During World War II, the German Air Force was designing a rocket powered aircraft but the end of the war disrupted these plans. The British turned over some of their plans for a rocket engine to the Americans on a reciprocal agreement but they were later disappointed when the Americans did not turn over any of their technical information pursuant to that agreement. The design of the Bell X-1 aircraft was provided by the agency that is the predecessor for what is now NASA. This development is the driving force behind the development of the Space Program.
The next rocket powered aircraft of notable merit was the United States Air Force X-15. This aircraft broke several records in the 1960s. Several of the flights went down in history as space flight because they surpassed altitudes of 50 miles. The pilots that piloted these particular flights were awarded status as Astronauts. As in the flight of the Bell X-1 aircraft being carried under the wing of a modified B-29, the X-15 was carried into flight under the wing of a B-52. The maximum speed attained during flight was Mach 6.72.
Another rocket powered aircraft that isn't heard of much is the Boeing X43A. It achieved speeds of Mach 10. Due to its engine design, it could travel at higher speeds than the conventional engines. This plane has not been discussed as much probably because it is an unmanned aircraft. These test aircraft were not designed to land but would crash into the ocean after completion of their test flights.
The last plane that we will discuss is the Blackbird (The Lockheed SR-71). The Blackbird was designed to be a long range reconnaissance plane. It's speed was Mach 3. It's initial flight was in 1964 and it was in operation until 1998. It was designed to lessen the detection by radar. The plane flew so high that none were ever shot down do to it's ability to accelerate out of range.
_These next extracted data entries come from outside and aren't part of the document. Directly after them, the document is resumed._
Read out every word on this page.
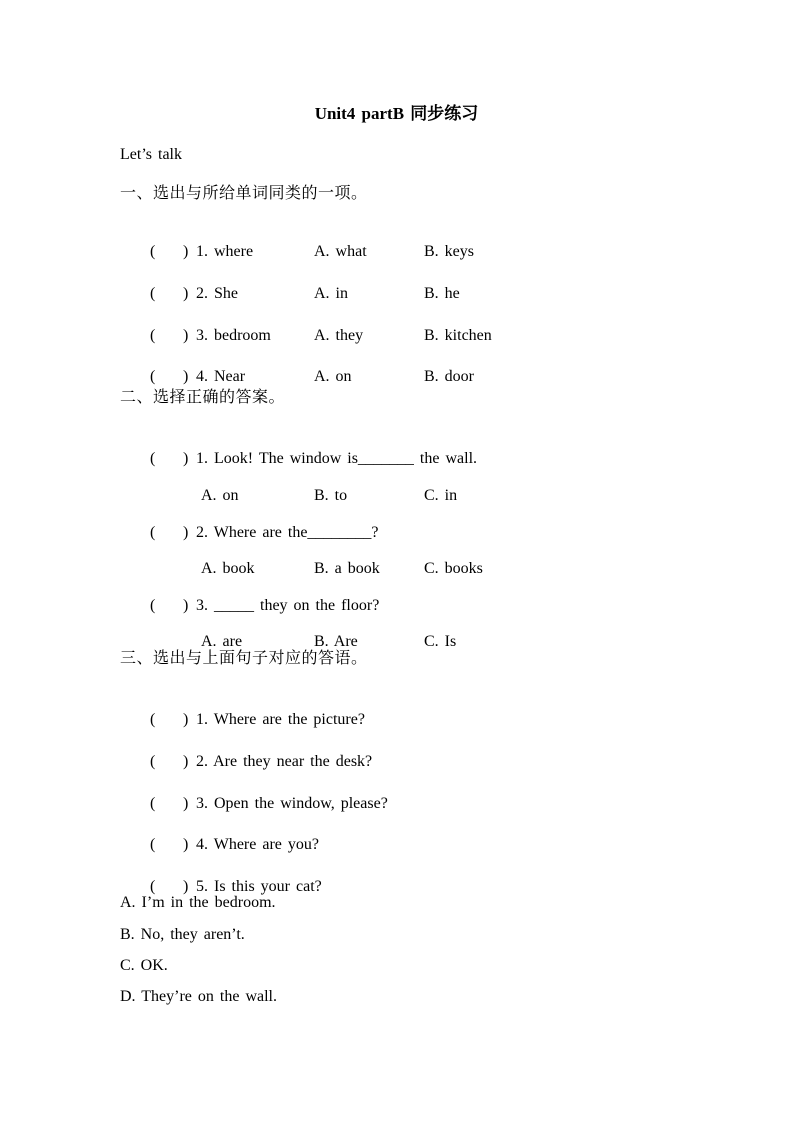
Unit4 partB 同步练习
Let’s talk
一、选出与所给单词同类的一项。

( ) 1. where	A. what	B. keys

( ) 2. She	A. in	B. he

( ) 3. bedroom	A. they	B. kitchen

( ) 4. Near	A. on	B. door

二、选择正确的答案。

( ) 1. Look! The window is_______ the wall.

A. on	B. to	C. in

( ) 2. Where are the________?

A. book	B. a book	C. books

( ) 3. _____ they on the floor?

A. are	B. Are	C. Is

三、选出与上面句子对应的答语。

( ) 1. Where are the picture?

( ) 2. Are they near the desk?

( ) 3. Open the window, please?

( ) 4. Where are you?

( ) 5. Is this your cat?

A. I’m in the bedroom.
B. No, they aren’t.
C. OK.
D. They’re on the wall.
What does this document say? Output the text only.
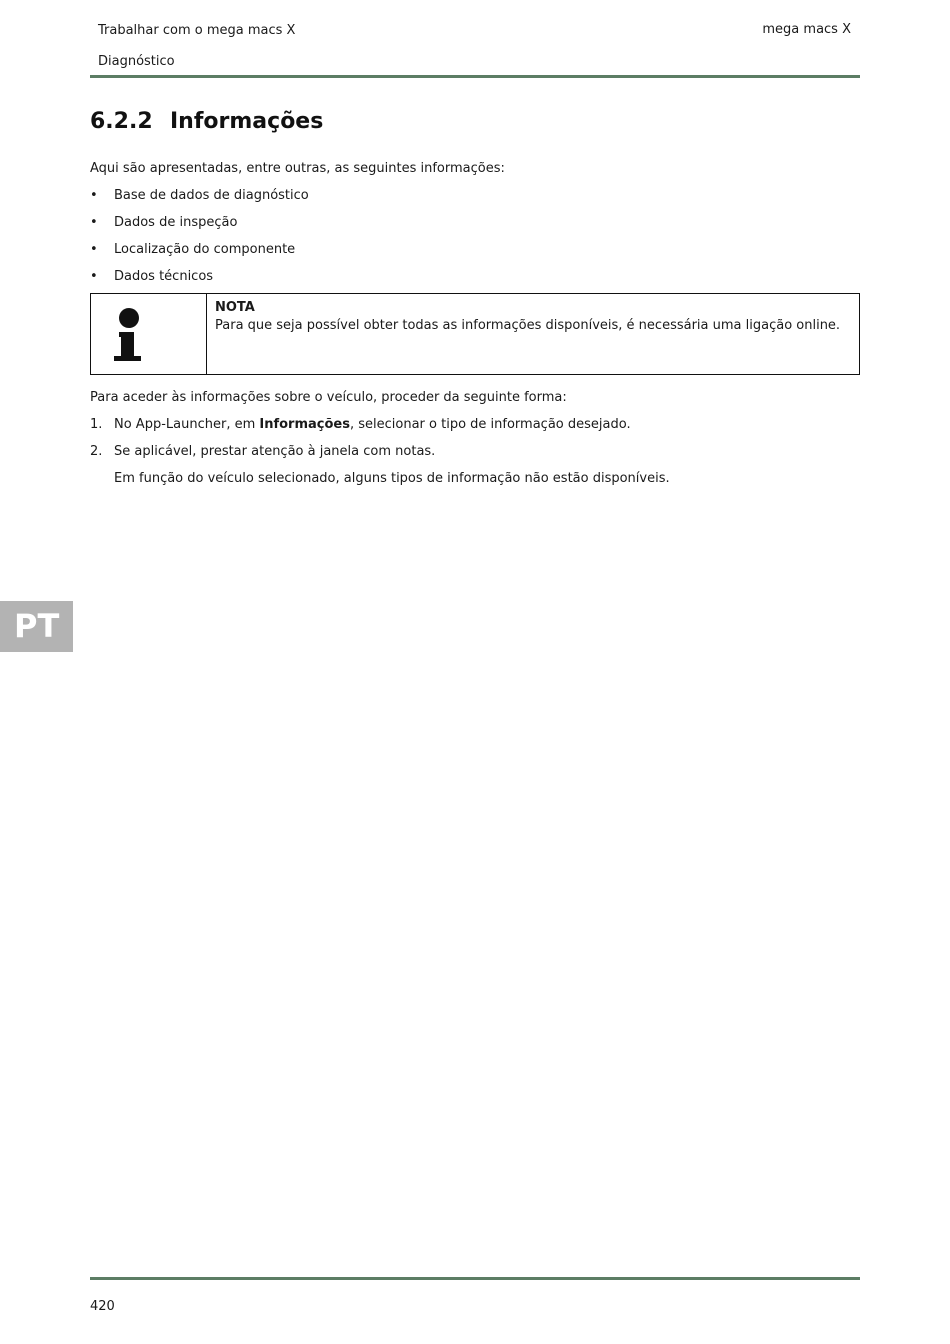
Trabalhar com o mega macs X
Diagnóstico
mega macs X
6.2.2 Informações
Aqui são apresentadas, entre outras, as seguintes informações:
• Base de dados de diagnóstico
• Dados de inspeção
• Localização do componente
• Dados técnicos
NOTA
Para que seja possível obter todas as informações disponíveis, é necessária uma ligação online.
Para aceder às informações sobre o veículo, proceder da seguinte forma:
1. No App-Launcher, em Informações, selecionar o tipo de informação desejado.
2. Se aplicável, prestar atenção à janela com notas.
Em função do veículo selecionado, alguns tipos de informação não estão disponíveis.
PT
420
The SR-71 didn't have a long history and it was the predecessor to the Stealth aircraft we see today. The frame was made out of Titanium (which was bought from the USSR during the height of the cold war). The skin was loose and would expand to the correct dimension after it had warmed up after it was airborne. This meant it had to take off with minimum fuel, its skin had to expand and close the gaps then it would be refueled in the air. The plane had a lot of uniqueness about it that made it expensive to operate. The plane ceased operation in 1998.
These are just 4 of the many rocket powered aircraft that are shaping our futures in aviation. The design, the experimentation and the application is why we are where we are now in aviation. This isn't just about the military applications but this research is what gives us the commercial applications as well. Maybe in our lifetime, we will be able to vacation on the moon.